When I did this, I had a leaking pipe at a sink, and the bucket was
pretty high, and I siphoned the water into the toilet.
The siphon speed was self regulating (even though I didn't do anything
to accomplish that, except perhaps accidentally choose the right
height for the bucket.) so that once I started it, it ran for 5 days
with no attention from anyone. When the water in the bucket was high,
the siphon worked faster, and when it was low, it worked slower, so
the siphon never emptied and the bucket never overflowed. Not even
And we continued to use the sink the whole time.
I used fairly large diameter tubing, that we had to buy for chem
class, iirc. I know that for the last 6 inches, I used a large
diameter plastic straw, such as are still used for milk shakes. Its
outside diameter was the same as the tubing's inside diameter.

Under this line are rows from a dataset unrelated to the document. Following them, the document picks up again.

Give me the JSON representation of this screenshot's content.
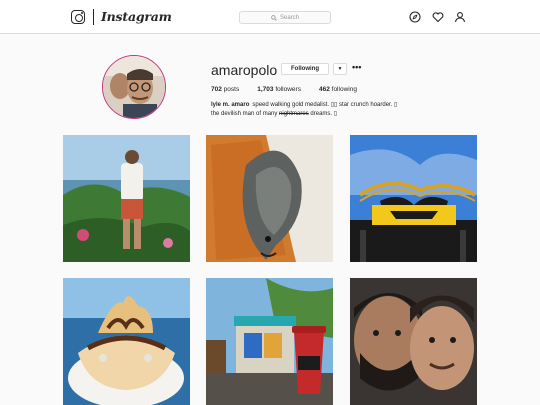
{
  "nav": {
    "brand": "Instagram",
    "search_placeholder": "Search"
  },
  "profile": {
    "username": "amaropolo",
    "follow_label": "Following",
    "more_label": "•••",
    "stats": {
      "posts": "702",
      "posts_label": "posts",
      "followers": "1,703",
      "followers_label": "followers",
      "following": "462",
      "following_label": "following"
    },
    "bio_name": "lyle m. amaro",
    "bio_line1": "speed walking gold medalist. ▯▯ star crunch hoarder. ▯",
    "bio_line2_pre": "the devilish man of many",
    "bio_line2_strike": "nightmares",
    "bio_line2_post": "dreams. ▯"
  },
  "posts": [
    {
      "subject": "man-standing-at-overlook"
    },
    {
      "subject": "fish-on-table"
    },
    {
      "subject": "batman-ride-sign"
    },
    {
      "subject": "ice-cream-sundae"
    },
    {
      "subject": "street-scene-with-cup"
    },
    {
      "subject": "two-men-selfie"
    }
  ]
}
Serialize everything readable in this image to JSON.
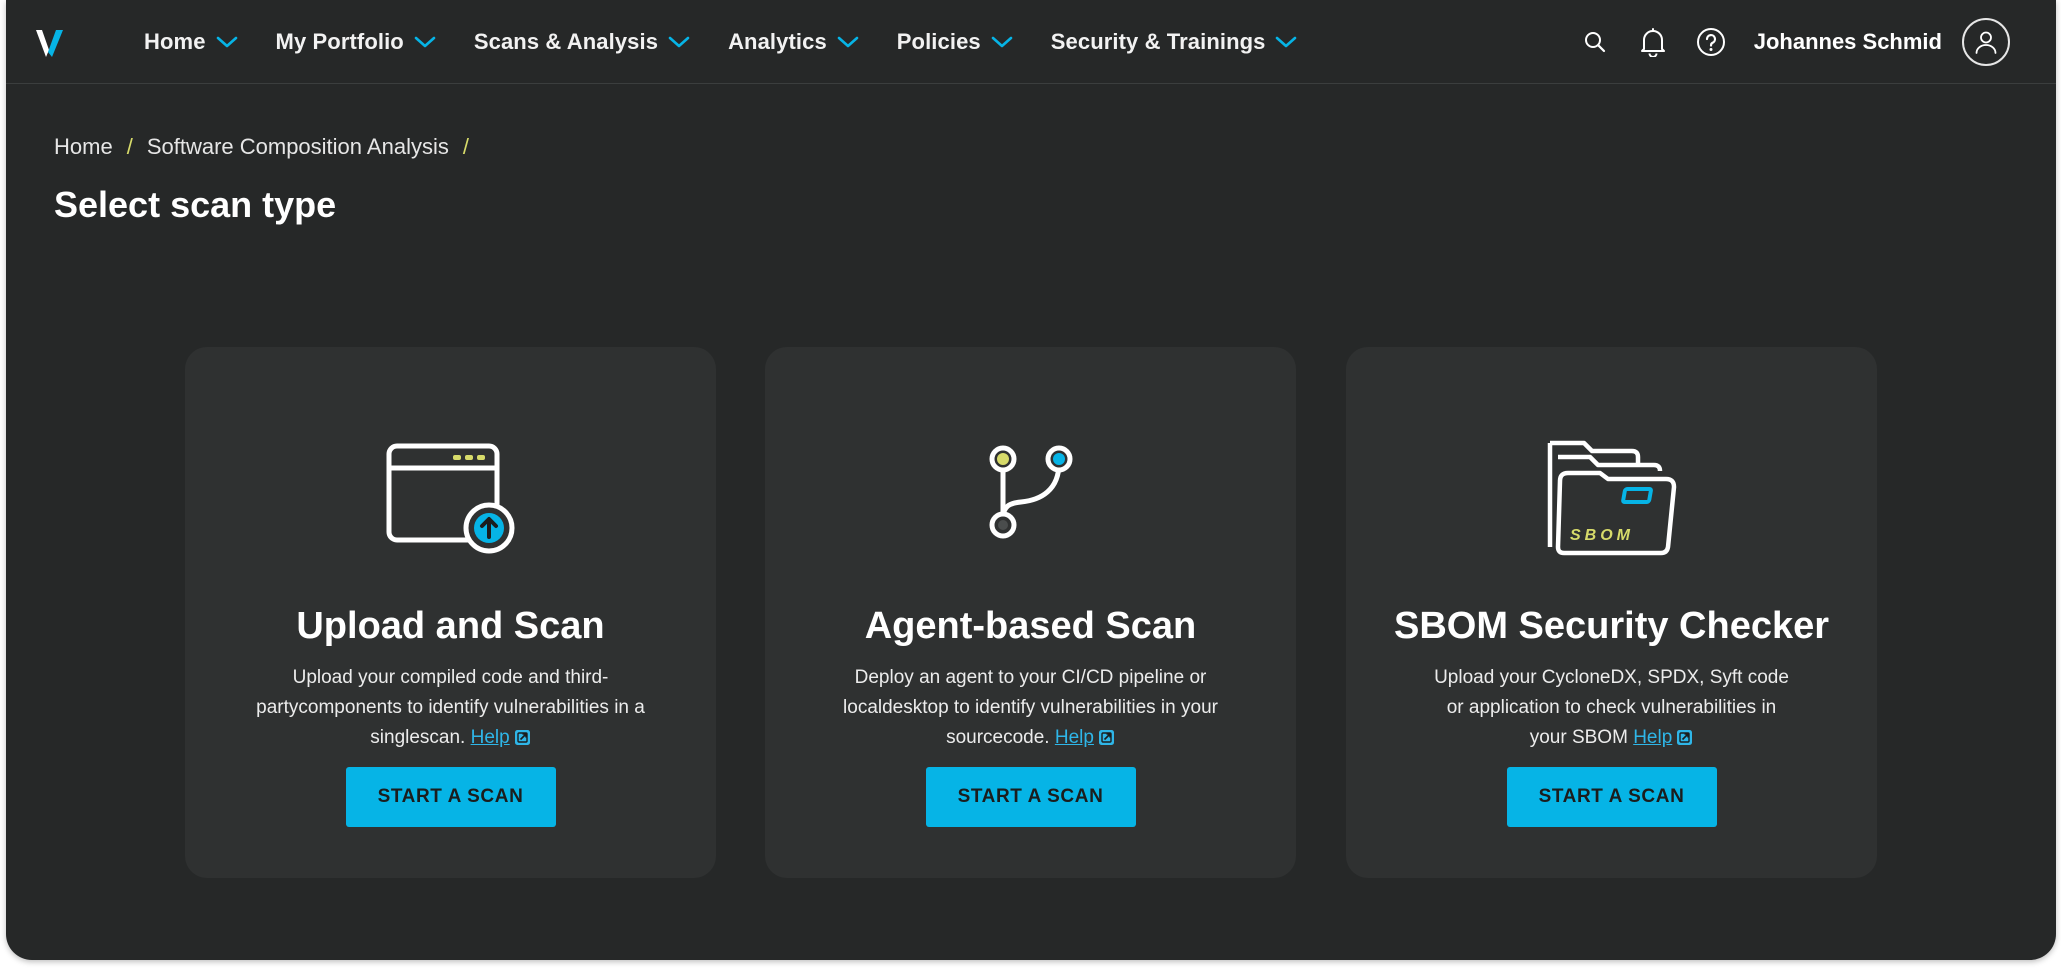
{
  "nav": {
    "items": [
      {
        "label": "Home"
      },
      {
        "label": "My Portfolio"
      },
      {
        "label": "Scans & Analysis"
      },
      {
        "label": "Analytics"
      },
      {
        "label": "Policies"
      },
      {
        "label": "Security & Trainings"
      }
    ]
  },
  "header": {
    "user_name": "Johannes Schmid",
    "icons": [
      "search-icon",
      "bell-icon",
      "help-icon",
      "user-avatar-icon"
    ]
  },
  "breadcrumb": {
    "items": [
      "Home",
      "Software Composition Analysis"
    ],
    "separator": "/"
  },
  "page": {
    "title": "Select scan type"
  },
  "cards": [
    {
      "title": "Upload and Scan",
      "desc_line1": "Upload your compiled code and third-",
      "desc_line2": "partycomponents to identify vulnerabilities in a",
      "desc_line3": "singlescan.",
      "help": "Help",
      "button": "START A SCAN",
      "icon": "browser-upload-icon"
    },
    {
      "title": "Agent-based Scan",
      "desc_line1": "Deploy an agent to your CI/CD pipeline or",
      "desc_line2": "localdesktop to identify vulnerabilities in your",
      "desc_line3": "sourcecode.",
      "help": "Help",
      "button": "START A SCAN",
      "icon": "git-branch-icon"
    },
    {
      "title": "SBOM Security Checker",
      "desc_line1": "Upload your CycloneDX, SPDX, Syft code",
      "desc_line2": "or application to check vulnerabilities in",
      "desc_line3": "your SBOM",
      "help": "Help",
      "button": "START A SCAN",
      "icon": "sbom-folder-icon",
      "icon_text": "SBOM"
    }
  ],
  "colors": {
    "background": "#262828",
    "card": "#2f3131",
    "accent": "#06b4e6",
    "highlight": "#d7db6a",
    "link": "#2fb6e8"
  }
}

Ball valves "usually" can't be adjusted and "usually" there is nothing you
can tighten. But just as in a more conventional valve there may be
something you can tighten. You may have to take off the handle using the
obvious nut to see if there is anything you can tighten. If there isn't
anything you can tighten and the leak doesn't stop itself after a few hours
you might was well replace the valve.
Since you have "public" water, you might check NOW to see how you can turn
the water off at the meter.
We own a house on public water and the water company doesn't have any
problem with us using "their" valve. That don't want us to break the wires
for the electronic meter reading but otherwise.... The local "big box"
store sold "Keys" to operate the valve for less than $10. If you have long
arms and strong arms you can operate the valve with an adjustable wrench.
I decided to pay the $10 for a "key."